The rest of the actors, some of whom remain in the frame longer than Dullea, don’t seem to be having much fun, either. Michael Gambon, Alec Baldwin and Joe Pesci (one scene and he’s gone) provide the only dashes of zest in the film. And if you can’t spot the turncoat (with the preposterous accent) virtually the moment he appears, then you’re not paying attention, and who can blame you?
Matt Damon’s character (a composite supposedly based on several actual spione) is by nature a cold fish, and it’s not the actor’s fault that he frequently lies there on the screen like a dead one. Wilson is a man with many secrets, and no mysteries.
The most interesting thing about him is not that he engaged in some dignity-defying All-Male Nude Mud Wrestling during a Skull & Bones initiation (it’s a moment that begs for Borat), or that he once knew all the words to “The Whiffenpoof Song.” It’s that he was once, briefly, funny enough to play Little Buttercup in a Yalie production of Gilbert and Sullivan’s “H.M.S. Pinafore.” Or, perhaps the most interesting thing about him is that he stopped being interesting right after college. Also, when he was five, his father committed suicide (hello Timothy Hutton – and goodbye) and he claims he never read the suicide note. When we do discover the nature of its contents… well, it’s got to be the dullest secret never told. Poor Wilson: his entire existence is an anti-climax, but maybe that’s the point. His “Rosebud” isn’t even Rosebud.
Spies, and spy movies, may be somber but they don’t have to be glum. The lonely moles in this picture may keep their lips sealed when it comes to international huggermuggery, but they are forever whining to one another about how lousy it is not to have true friends and not to be able to trust anyone, as if these were things they all didn’t know already.
One of the movie’s themes is that history is always interrupting one’s private life. This is conveyed repeatedly, and nearly always literally — in one scene, by having an emcee in a small jazz club grab the mike during a performance of “Blue Skies” to announce that England and France are at war with Germany. The urgency immediately vanishes from his voice and, in convivial tones, he then reminds the club’s patrons to enjoy the remainder of the evening — they’ll be there all night! The band picks up “Blue Skies” again (though “Let’s Face the Music and Dance” might have been a better choice) and the couples on the floor (including Wilson and his girlfriend) resume their synchronized movements because, well, what else are they supposed to do? Go shopping?

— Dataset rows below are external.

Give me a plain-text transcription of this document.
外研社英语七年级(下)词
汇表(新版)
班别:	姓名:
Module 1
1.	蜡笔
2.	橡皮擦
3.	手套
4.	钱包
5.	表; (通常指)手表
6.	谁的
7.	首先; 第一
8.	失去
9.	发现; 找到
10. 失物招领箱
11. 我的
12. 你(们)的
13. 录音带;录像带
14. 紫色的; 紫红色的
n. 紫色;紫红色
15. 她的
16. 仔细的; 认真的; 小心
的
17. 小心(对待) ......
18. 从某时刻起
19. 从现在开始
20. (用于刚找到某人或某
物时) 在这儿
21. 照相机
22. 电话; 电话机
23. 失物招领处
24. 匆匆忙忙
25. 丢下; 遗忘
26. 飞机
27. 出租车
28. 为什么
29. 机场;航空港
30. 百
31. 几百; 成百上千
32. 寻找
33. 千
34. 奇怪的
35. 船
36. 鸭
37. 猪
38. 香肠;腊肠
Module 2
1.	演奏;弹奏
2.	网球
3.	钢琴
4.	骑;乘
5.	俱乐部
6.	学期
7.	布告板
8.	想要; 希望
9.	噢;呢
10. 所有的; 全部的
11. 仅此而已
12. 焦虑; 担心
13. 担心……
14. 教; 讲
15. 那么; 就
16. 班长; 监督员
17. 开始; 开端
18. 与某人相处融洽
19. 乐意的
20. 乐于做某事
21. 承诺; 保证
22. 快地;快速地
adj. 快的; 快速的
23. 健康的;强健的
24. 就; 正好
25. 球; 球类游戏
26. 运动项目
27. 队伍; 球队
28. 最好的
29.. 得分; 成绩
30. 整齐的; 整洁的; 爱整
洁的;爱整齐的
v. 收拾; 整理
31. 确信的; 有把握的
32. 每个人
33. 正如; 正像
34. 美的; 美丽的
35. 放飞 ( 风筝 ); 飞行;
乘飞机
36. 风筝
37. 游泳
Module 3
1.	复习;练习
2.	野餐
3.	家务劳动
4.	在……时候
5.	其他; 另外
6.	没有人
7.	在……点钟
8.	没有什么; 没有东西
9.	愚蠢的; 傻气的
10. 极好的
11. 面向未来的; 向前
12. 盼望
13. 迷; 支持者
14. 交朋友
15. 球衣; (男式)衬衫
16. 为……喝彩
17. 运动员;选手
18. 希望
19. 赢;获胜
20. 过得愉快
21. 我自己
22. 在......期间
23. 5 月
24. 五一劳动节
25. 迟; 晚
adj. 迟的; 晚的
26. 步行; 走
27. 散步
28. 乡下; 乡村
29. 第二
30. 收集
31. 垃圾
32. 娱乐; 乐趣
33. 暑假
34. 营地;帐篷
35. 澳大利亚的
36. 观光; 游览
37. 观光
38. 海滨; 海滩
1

So, is this a metaphor for America’s willful reluctance to get involved in the European war prior to the invasion of Pearl Harbor? Or are the bewildered dancers simply wondering if the news from overseas could not, perhaps, have waited another minute or two, at least until the band wrapped up the Irving Berlin tune?
Late in the film, a Crucial Mystery Character is introduced boarding a small plane on a remote African airstrip. This in itself does not bode well for CMC’s longevity. While related events unfold in other parts of the world, the film keeps cutting back to this uneventful flight in an awkward attempt to whip up “suspense.” But suspense is not the same thing as anticipation, especially when it turns to plain old annoyance over just how much longer the inevitable event (hint: deadly) will be artificially delayed before we can move on to something — anything — else.
And so, scene after clumsy scene, minute after tedious minute (there are 167 of them altogether), “The Good Shepherd” aimlessly meanders to its dead-end conclusion, rarely missing an opportunity to loop back for an unnecessary flashback.